There are some red paintings on the cliffs at the north end of Lake Chelan, which the Chelan Indians believe were painted by the Creator with red paint to instruct them in how they should live. From the beginning until long after the white people came, the Chelan Indians went to Lake Chelan and looked at the paintings and performed ceremonies.
They saw pictures of bows and arrows and of salmon traps. From the paintings of the Creator they knew how to make the things they needed for getting their food.
When the dam was built on the lower end of Lake Chelan, the water level rose 21 feet and the lower paintings were submerged under water. The upper paintings survived for many years, until they were ruined by vandals who used them for target practice with their guns.
Hee Hee Stone:
The original site of the Hee Stone is located six and one half miles west of Chesaw on the old stage coach road from Republic to Oroville and Conconully. This was the most sacred piece of ground in Northeastern Washington to the Indian tribes who lived in that area.
There are two legends associated with this area. The first tells of an indian woman who fell in love with a captive from another tribe. When she asked for permission to marry him and move to his village, she was told she could, but she must not look back upon leaving.
She was so happy on her departure that she forgot the instructions, and looked back while laughing. She was immediately turned into a pyramid of perfectly balanced stones, which came to be called the Hee Hee Stone. It was later treated as a shrine and it was thought if you left a gift there, it would aid in curing illness. Natives would leave an offering near the pyramid shaped pile of stones whenever they passed by, and some made pilgrimages there just for that purpose.
The other legend tells of a time the Okanogan Indians became infected with smallpox and it threatened to destroy the whole Indian nation. The medicine man prayed to the Great Spirit every day, and finally he received a vision which told him to tell his people that the Great Spirit would send a spirit to talk to them, and that on a certain day all of the people should gather at the place we now call the Hee Hee Stone to receive a messenger from the skies.
Indians came from hundreds of miles and gathered here, all dressed in their best buckskins and colors, to see whether or not the medicine man had told the truth or was only dreaming.
At ten o’clock in the morning the medicine man pointed toward Mt. Bonaparte and thousands of eyes looked in that direction. Soon an image began to appear in the southern skies which assumed the form of an angel, and before the astonished Okanogans could fall to the ground and pray, the heavenly spirit had alighted upon the Hee Hee Stone.
"She" was radiantly beautiful and immediately began to talk to the afflicted people. She told them that their cry for help had been heard by the Great Spirit and that she had come to help them. She motioned all who were suffering from the epidemic to come near her and be healed. Within a short time the afflicted were transformed, rejoicing in the perfect health that had been given them.

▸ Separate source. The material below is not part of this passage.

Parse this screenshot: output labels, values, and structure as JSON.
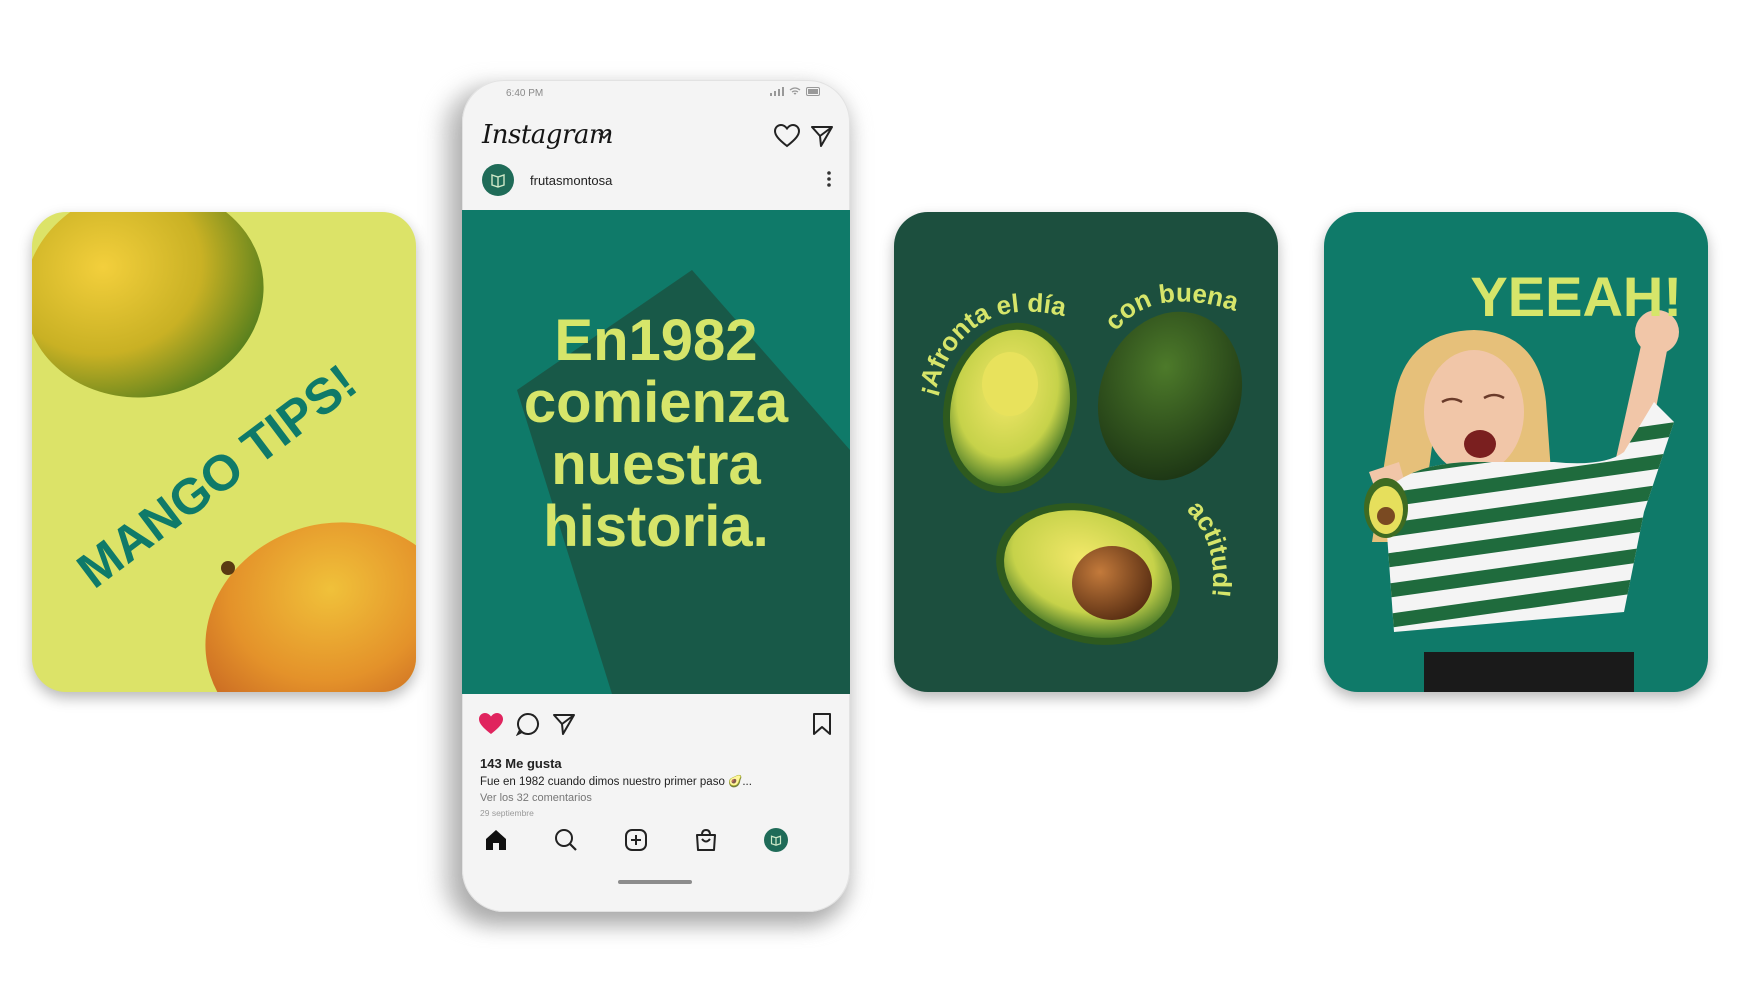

The heavenly figure explained to them that she would come again sometime in the future, but that they must use the means that she would provide if they wanted to retain their good health which she had given them.
She then distributed camas seed among them, which eventually became an important staple of the Indians, and urged that they be planted everywhere. She explained they should eat the roots of this plant, and it would prevent a return of the disease from which they had suffered.
The heavenly spirit wished them to be of good cheer, to deal fairly with one another, and said that sometime she would come again. While the shouts that greeted this announcement were echoing over the hills, she was caught up in the air and disappeared in the southern skies in the direction from which she had come, and ever since she has been known to the Okanogan Indians as Queen Camas, the divine spirit from the sky that healed the people.
The Indians have never ceased to worship this rock, invariably leaving something at the monument as they pass by. This is a real old Indian belief and still is.
The stone is now a crumbling ledge of rock, and difficult to locate. It's said two drunken miners blew it up with dynamite the night after Labor Day in 1905. Today, the spot is marked with a metal pyramid and there is also an interpretive sign at the site. It is still considered a sacred site.
Heart of the Monster
East Kamiah is the location of the Heart of the Monster, ancestral birthplace of the Nez Perce Tribe. An interpretive shelter with two exhibits offers an audio program to give background information on the role of legends in Nez Perce culture and tell a part of the "Coyote and the Monster" legend in Nez Perce and in English. A short trail leads to the Heart of the Monster formation, where a small semicircle of seating is available to listen to the audio program.
The Buffalo Eddy site consists of two groups of rock outcroppings on both sides of the Snake River approximately 20 miles south of Lewiston, Idaho. On either side of an eddy formed by a series of sharp bends in the Snake River are densely grouped clusters of petroglyphs and a few pictographs. This rock art contains hundreds of distinct images associated with early Nez Perce people. These images date from as early as 4,500 years ago.